Uniqueness of projection map of categorical product

Question

This proof shows that products are unique up to unique isomorphism. I can understand the part that objects in product must be unique up to isomorphism, i.e. $(P, \pi_1, \pi_2)$ and $(Q, \pi_1', \pi_2')$ are products iff isomorphism exist between P and Q, but is there any uniqueness property for the projection morphisms? For example, can it be proved that $(P, \pi_1, \pi_2)$ and $(P, \pi_1', \pi_2')$ are both products of X and Y iff $\pi_1 = \pi_1'$ and $\pi_2=\pi_2'$?

Answer 1

The answer is no.

If $(P,\pi_1:P\to X,\pi_2:P\to Y)$ is a product, and $\phi:Q\to P$ is an isomorphism, then $(Q,\pi_1\circ\phi,\pi_2\circ\phi)$ is also a product (this isn't hard to check). In particular, if $Q=P$, this means any automorphism on $P$ gives you a new pair of projections, with respect to which it is a product of exactly the same objects.

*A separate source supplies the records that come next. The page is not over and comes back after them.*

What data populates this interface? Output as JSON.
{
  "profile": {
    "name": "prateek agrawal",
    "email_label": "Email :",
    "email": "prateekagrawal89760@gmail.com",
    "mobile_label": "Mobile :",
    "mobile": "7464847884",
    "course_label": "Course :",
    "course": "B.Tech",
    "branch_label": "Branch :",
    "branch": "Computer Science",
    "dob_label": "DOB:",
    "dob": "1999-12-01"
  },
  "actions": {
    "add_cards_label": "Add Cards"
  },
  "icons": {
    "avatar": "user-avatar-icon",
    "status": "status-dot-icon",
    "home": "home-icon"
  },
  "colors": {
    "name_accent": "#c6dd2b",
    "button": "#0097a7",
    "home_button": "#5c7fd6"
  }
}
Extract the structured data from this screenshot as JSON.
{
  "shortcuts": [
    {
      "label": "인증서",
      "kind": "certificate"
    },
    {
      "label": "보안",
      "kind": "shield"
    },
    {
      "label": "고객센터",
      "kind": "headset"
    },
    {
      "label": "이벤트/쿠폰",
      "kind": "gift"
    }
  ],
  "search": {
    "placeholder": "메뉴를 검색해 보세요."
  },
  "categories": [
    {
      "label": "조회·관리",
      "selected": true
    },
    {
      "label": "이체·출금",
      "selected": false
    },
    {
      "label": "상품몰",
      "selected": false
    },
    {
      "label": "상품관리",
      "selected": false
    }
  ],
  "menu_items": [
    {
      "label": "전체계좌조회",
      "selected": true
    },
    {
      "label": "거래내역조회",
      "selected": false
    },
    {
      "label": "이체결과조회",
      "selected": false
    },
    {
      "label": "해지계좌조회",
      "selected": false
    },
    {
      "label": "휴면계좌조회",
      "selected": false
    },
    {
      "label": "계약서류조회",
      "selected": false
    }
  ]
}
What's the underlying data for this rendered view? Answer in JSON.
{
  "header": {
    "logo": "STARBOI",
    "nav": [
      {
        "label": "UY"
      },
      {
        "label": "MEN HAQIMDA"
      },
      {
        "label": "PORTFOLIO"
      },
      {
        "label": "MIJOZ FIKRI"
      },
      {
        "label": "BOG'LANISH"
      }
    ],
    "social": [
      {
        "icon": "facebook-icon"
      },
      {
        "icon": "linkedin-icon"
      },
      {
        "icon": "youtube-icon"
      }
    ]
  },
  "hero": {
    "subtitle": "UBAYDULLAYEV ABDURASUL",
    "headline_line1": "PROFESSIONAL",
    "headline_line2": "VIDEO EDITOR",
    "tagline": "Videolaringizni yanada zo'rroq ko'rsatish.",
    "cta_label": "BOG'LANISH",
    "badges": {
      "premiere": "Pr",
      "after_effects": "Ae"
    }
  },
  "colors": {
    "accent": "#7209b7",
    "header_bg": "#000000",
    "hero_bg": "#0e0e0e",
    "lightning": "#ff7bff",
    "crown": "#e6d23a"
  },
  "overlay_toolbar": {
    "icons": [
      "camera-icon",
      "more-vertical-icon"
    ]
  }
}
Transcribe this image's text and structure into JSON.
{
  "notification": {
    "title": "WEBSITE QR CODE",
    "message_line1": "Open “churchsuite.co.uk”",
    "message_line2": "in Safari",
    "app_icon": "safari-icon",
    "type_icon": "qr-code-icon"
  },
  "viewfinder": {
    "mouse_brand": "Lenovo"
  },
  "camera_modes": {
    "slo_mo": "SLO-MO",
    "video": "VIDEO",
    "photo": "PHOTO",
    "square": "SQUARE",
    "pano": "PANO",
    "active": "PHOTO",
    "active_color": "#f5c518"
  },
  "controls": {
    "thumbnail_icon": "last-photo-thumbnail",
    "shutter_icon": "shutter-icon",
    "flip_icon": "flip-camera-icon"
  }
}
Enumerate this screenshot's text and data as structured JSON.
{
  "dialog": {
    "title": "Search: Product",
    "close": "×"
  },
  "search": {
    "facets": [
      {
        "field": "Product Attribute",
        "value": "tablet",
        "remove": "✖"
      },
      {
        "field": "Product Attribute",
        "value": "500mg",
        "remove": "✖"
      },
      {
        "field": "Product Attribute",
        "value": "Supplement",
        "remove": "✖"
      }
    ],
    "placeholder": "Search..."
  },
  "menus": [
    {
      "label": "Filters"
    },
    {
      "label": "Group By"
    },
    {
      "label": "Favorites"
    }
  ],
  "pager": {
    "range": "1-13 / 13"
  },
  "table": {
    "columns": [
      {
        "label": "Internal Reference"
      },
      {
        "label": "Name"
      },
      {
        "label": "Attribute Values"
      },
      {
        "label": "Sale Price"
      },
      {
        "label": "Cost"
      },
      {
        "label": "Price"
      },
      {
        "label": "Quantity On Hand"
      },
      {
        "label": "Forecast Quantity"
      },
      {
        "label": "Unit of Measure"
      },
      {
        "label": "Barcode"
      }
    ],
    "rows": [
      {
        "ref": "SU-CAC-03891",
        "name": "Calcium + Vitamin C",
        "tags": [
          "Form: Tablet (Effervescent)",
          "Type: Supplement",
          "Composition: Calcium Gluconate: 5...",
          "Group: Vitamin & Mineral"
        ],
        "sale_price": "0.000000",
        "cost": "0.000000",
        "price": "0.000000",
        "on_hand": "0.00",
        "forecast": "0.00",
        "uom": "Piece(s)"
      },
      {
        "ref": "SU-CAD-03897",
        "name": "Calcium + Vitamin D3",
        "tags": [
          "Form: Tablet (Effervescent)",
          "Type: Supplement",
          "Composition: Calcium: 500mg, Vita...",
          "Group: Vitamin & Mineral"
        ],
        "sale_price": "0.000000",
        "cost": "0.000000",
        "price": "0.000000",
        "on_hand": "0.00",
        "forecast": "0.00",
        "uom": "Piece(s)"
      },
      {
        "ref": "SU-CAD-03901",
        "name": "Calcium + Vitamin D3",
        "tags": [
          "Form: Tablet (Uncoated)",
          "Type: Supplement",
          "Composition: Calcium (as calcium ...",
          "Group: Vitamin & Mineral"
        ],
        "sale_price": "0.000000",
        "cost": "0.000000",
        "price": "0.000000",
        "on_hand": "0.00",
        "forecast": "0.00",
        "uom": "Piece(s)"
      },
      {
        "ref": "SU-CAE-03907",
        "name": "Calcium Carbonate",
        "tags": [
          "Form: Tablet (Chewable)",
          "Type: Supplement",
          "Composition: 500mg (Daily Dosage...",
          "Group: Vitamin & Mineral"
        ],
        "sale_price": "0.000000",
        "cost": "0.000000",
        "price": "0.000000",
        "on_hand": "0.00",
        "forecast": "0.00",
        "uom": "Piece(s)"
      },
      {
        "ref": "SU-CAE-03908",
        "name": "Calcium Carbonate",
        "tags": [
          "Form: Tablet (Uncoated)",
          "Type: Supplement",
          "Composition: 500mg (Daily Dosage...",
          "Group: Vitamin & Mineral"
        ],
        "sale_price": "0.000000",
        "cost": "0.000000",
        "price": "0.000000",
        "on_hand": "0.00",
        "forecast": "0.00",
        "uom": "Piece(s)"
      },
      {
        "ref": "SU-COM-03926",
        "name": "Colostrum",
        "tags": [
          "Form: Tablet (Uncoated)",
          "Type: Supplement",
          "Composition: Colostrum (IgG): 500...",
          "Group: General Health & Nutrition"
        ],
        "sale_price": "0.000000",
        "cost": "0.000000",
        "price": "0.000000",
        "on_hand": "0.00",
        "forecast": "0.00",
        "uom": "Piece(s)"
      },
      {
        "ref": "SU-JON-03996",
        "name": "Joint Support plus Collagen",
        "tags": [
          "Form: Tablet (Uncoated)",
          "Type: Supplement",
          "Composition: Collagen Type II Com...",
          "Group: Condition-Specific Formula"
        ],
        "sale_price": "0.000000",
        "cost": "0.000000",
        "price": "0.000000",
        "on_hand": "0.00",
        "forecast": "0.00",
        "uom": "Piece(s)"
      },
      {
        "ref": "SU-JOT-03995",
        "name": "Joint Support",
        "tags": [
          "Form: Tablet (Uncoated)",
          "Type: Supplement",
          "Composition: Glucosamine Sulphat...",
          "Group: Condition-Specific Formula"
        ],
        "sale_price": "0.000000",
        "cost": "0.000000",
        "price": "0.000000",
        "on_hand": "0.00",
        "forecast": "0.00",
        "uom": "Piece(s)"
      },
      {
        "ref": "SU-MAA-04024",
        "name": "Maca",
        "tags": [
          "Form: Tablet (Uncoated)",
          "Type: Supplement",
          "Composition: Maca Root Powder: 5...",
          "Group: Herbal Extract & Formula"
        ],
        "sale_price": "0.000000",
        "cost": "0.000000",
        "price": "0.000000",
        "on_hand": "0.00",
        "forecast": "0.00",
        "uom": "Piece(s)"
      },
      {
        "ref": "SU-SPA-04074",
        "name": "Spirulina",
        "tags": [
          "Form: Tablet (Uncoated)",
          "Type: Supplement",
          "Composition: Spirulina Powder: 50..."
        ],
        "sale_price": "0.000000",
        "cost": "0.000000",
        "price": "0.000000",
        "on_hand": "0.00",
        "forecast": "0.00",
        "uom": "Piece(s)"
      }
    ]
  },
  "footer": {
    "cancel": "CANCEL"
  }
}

The trick is that the unique pairing maps will change with respect to the different choices of projection. Given $f:A\to X$ and $g:A\to Y$, let's write the unique map to $(P,\pi_1,\pi_2)$ as $\langle f,g\rangle$; but for the product obtained via composing the projections with an automorphism $\phi$, the appropriate pairing map is now $\phi^{-1}\circ\langle f,g\rangle$.

Answer 2

No.

Let $X=Y=P=\mathbb N$. $\mathbb N$ can serve as $\mathbb N\times\mathbb N$ in many ways. Pairing function describes one, but it makes it clear that there are others, some of which you can see in the references.